Comparing the Main Public Sources
| Source | What it emphasizes | Why it matters |
| Martindale | Office location, Ohio Northern Law, and 16 practice areas. | It shows the widest snapshot of his legal scope. |
| Avvo | Firm ownership and recent work history. | It helps place him in a current private-practice setting. |
| People’s Defender | Peebles roots, law school, Ph.D., and prosecutor candidacy. | It gives the most human version of the story. |
FAQ
Who is David Osborne attorney Ohio?
He appears to be David Sam Osborne, Jr., a West Union, Ohio attorney connected to the Law Offices of Dr. David Osborne, Jr., LLC. Public listings show both his office location and a broad set of practice areas.

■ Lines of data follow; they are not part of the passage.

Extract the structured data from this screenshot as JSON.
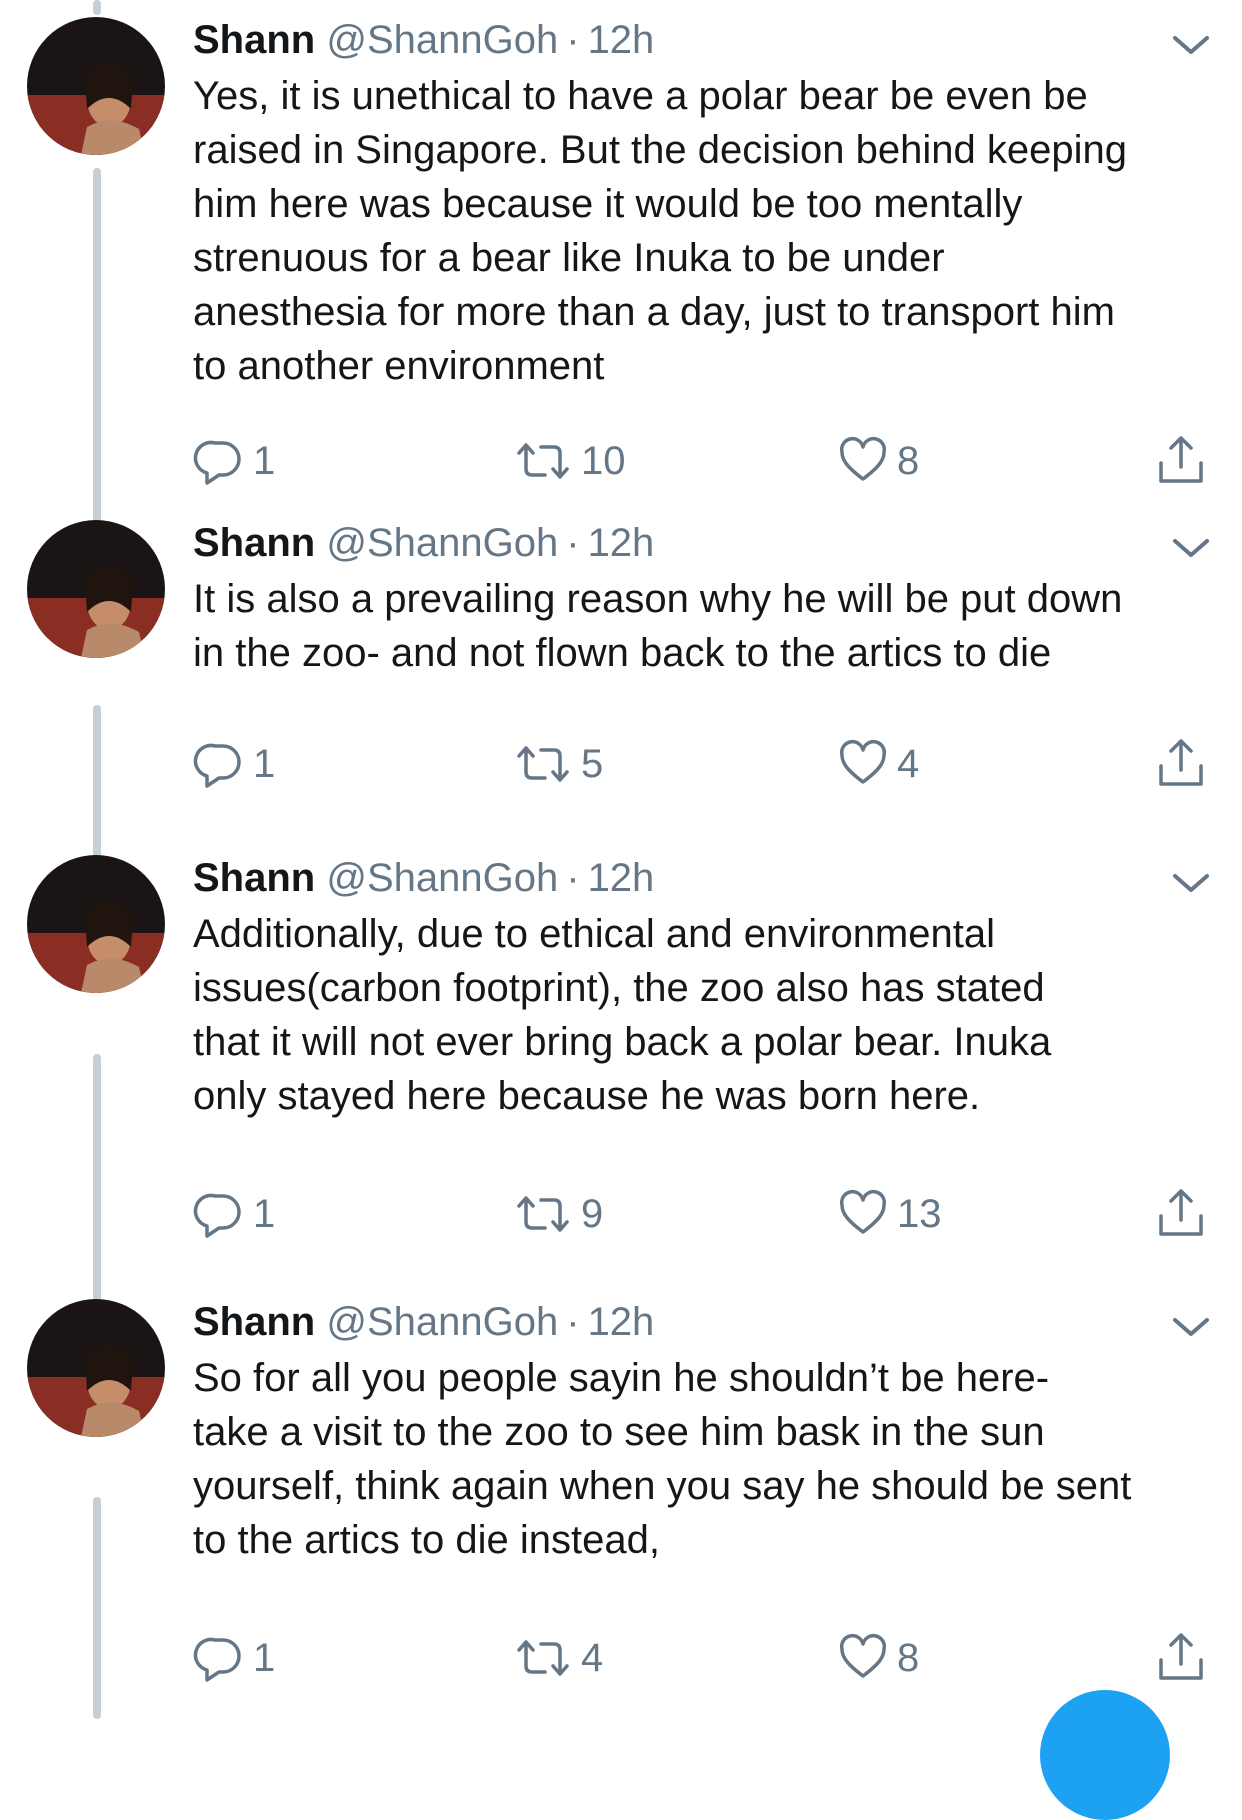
{
  "tweets": [
    {
      "name": "Shann",
      "handle": "@ShannGoh",
      "separator": "·",
      "time": "12h",
      "text_lines": [
        "Yes, it is unethical to have a polar bear be even be",
        "raised in Singapore. But the decision behind keeping",
        "him here was because it would be too mentally",
        "strenuous for a bear like Inuka to be under",
        "anesthesia for more than a day, just to transport him",
        "to another environment"
      ],
      "replies": "1",
      "retweets": "10",
      "likes": "8"
    },
    {
      "name": "Shann",
      "handle": "@ShannGoh",
      "separator": "·",
      "time": "12h",
      "text_lines": [
        "It is also a prevailing reason why he will be put down",
        "in the zoo- and not flown back to the artics to die"
      ],
      "replies": "1",
      "retweets": "5",
      "likes": "4"
    },
    {
      "name": "Shann",
      "handle": "@ShannGoh",
      "separator": "·",
      "time": "12h",
      "text_lines": [
        "Additionally, due to ethical and environmental",
        "issues(carbon footprint), the zoo also has stated",
        "that it will not ever bring back a polar bear. Inuka",
        "only stayed here because he was born here."
      ],
      "replies": "1",
      "retweets": "9",
      "likes": "13"
    },
    {
      "name": "Shann",
      "handle": "@ShannGoh",
      "separator": "·",
      "time": "12h",
      "text_lines": [
        "So for all you people sayin he shouldn’t be here-",
        "take a visit to the zoo to see him bask in the sun",
        "yourself, think again when you say he should be sent",
        "to the artics to die instead,"
      ],
      "replies": "1",
      "retweets": "4",
      "likes": "8"
    }
  ],
  "icons": {
    "reply": "reply-icon",
    "retweet": "retweet-icon",
    "like": "heart-icon",
    "share": "share-icon",
    "caret": "chevron-down-icon"
  },
  "colors": {
    "text": "#14171a",
    "secondary": "#657786",
    "thread_line": "#c4cfd6",
    "accent": "#1da1f2"
  }
}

What kind of law does he practice?
His public directory profile spans business law, tax, bankruptcy, criminal law, estate planning, probate, real estate, and several related areas. That breadth suggests a general-practice style with some deeper concentration in commercial and estate matters.
Is David Osborne based in West Union, Ohio?
Yes. Martindale lists him at 115 West Main Street, West Union, OH 45693, and other public directories connect him to the same area.
How can I verify an Ohio attorney?
The most reliable first stop is the Ohio Supreme Court’s Attorney Search and Attorney Registration pages. They are the state’s official resources for checking attorney information and registration basics.
Why do different profiles say slightly different things?
Because attorney bios are often updated in different places at different times. In Osborne’s case, one source highlights work in Lima, while another local profile describes Allen County prosecutor experience. The common thread is the same: courtroom and public-service background.
Key Takings
- David Osborne attorney Ohio most likely points to David Sam Osborne, Jr. in West Union.
- His public profile connects him to the Law Offices of Dr. David Osborne, Jr., LLC.
- Martindale lists a wide practice mix, from business law to real estate and probate.
- Local reporting says he has Adams County roots, a Peebles High School background, an ONU law degree, and a Ph.D. in Chemistry.
- Public bios differ on some wording around prosecutor experience, but they agree he has government-side legal experience.
- Recent public attention increased after his 2024 prosecutor run and 2026 Afroman case coverage.
- For verification, the Ohio Supreme Court remains the best official checkpoint.